Henri Durand

Amour.

Quand il se fait bien tard, et que malgré la nuit
Je promène incertain ma fiévreuse insomnie,
Tâchant de ramener le sommeil qui me fuit,
Oh ! pourquoi suis-je donc fatigué de ma vie ?
 
Lorsque vers cet asile où tranquille elle dort,
J’erre comme entraîné par de magiques charmes,
Pour mes sens égarés ce lieu semble être un port ;
Près d’elle seulement sont plus douces mes larmes.
 
Oh ! dites-moi pourquoi je désire en mon cœur
Quelque chose de plus, quand je sais qu’elle m’aime
Et qu’elle brûle aussi de cette même ardeur
             Dont je brûle moi-même ?
 
Dites-moi, savez-vous ? Pendant les belles nuits,
Alors que dort le flot où se mire l’étoile,
Que sur l’onde et dans l’air se taisent tous les bruits,
   Et que la nuit nous couvre de son voile ;
 
Oh ! savez-vous pourquoi, pressant, baisant ses mains,
Assis à ses genoux je pleure ainsi près d’elle,
Quand nous sommes bien seuls, loin de tous les humains,
   Et que son souffle à mon souffle se mêle ?
 
Et d’autres fois encore, près de la vieille tour,
Quand sur le ciel bien noir s’amassent les nuages,
Et que, nous confiant dans notre double amour,
Nous écoutons gronder et passer les orages ;
 
Oh ! dites-moi pourquoi s’appuyant sur mon cœur,
Soupire et tremble ainsi sa poitrine adorée ?
Pourtant, pour apaiser notre soif de bonheur,
Nous avons notre amour, coupe à peine effleurée.
 
Oh ! dites, savez-vous ? Quand au fond des grands bois
Nous allons nous bercer de notre rêverie,
Et que du rossignol chante la douce voix
Ou celle du ruisseau coulant dans la prairie ;
 
Quand je lis tout son cœur dans l’azur de ses yeux,
Pourquoi d’autres désirs naissent-ils dans mon âme ?

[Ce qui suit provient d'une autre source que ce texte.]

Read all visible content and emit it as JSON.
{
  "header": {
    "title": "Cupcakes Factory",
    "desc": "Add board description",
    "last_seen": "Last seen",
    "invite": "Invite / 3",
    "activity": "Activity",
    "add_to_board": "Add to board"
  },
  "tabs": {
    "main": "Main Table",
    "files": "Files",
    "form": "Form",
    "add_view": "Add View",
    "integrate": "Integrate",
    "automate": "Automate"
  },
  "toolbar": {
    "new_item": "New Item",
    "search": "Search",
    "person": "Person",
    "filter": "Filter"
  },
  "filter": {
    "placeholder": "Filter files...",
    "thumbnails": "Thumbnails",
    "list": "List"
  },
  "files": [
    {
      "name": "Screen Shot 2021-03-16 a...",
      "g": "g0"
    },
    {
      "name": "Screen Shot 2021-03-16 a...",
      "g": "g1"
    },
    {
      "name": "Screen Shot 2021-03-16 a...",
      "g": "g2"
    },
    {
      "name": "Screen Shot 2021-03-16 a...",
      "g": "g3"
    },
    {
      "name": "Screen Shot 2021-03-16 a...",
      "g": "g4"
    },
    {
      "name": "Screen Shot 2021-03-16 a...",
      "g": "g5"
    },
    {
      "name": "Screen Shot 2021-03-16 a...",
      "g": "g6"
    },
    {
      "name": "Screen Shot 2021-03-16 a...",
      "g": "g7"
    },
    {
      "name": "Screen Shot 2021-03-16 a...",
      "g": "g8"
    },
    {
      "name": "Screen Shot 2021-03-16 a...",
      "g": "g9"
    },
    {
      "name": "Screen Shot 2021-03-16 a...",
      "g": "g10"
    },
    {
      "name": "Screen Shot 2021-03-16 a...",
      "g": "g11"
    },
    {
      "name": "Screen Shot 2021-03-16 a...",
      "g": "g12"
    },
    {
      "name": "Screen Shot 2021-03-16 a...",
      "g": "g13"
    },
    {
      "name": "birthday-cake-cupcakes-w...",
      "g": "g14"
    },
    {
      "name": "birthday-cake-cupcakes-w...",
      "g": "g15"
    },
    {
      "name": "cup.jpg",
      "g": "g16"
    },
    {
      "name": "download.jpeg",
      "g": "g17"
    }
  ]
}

Pourquoi donc mes regards, se tournant vers les cieux,
Semblent-ils demander encore une autre flamme ?
 
Je devrais être heureux, et voici, je soupire ;
Je pleure, je me plais à nourrir en mon sein
Une triste pensée, et tout mon cœur aspire
Vers un amour encore plus céleste et plus saint.
 
Elle aussi, cette amante et si pure et si tendre,
Elle que j’aime tant ;—hélas ! combien de fois
Je crus la voir trembler, ou bien je crus entendre
Des soupirs et des pleurs se mêler à sa voix !
 
C’est qu’ici-bas toujours la cruelle souffrance
Accompagne l’amour, que seulement aux cieux,
Vers lesquels nous tendons, guidés par l’espérance,
                 Aimer, c’est être heureux.
 
Oh ! c’est que notre amour n’est pas fidèle image
De cet amour divin que demandent nos pleurs.
C’est qu’aussi notre cœur s’épuise avec notre âge,
Que chaque jour, chaque heure apporte des douleurs.
 
C’est que je l’aime trop, que même je t’adore,
Qu’elle est tout mon espoir, l’objet de tous mes vœux.
   Voilà pourquoi mon âme pleure encore,
   Pourquoi je souffre et je suis malheureux.
 
Si notre cœur pouvait, perçant l’obscurité,
S’élever jusqu’à Dieu malgré l’immensité ;
Si nous pouvions l’aimer ainsi que l’aime l’ange,
Alors nous goûterions un bonheur sans mélange ;
 
Car l’amour éternel doit n’être qu’à celui
Qui dominant des temps la sombre et vaste nuit,
Commandant l’infini, cette mer sans rivages,
   Fut notre Dieu, même avant tous les âges.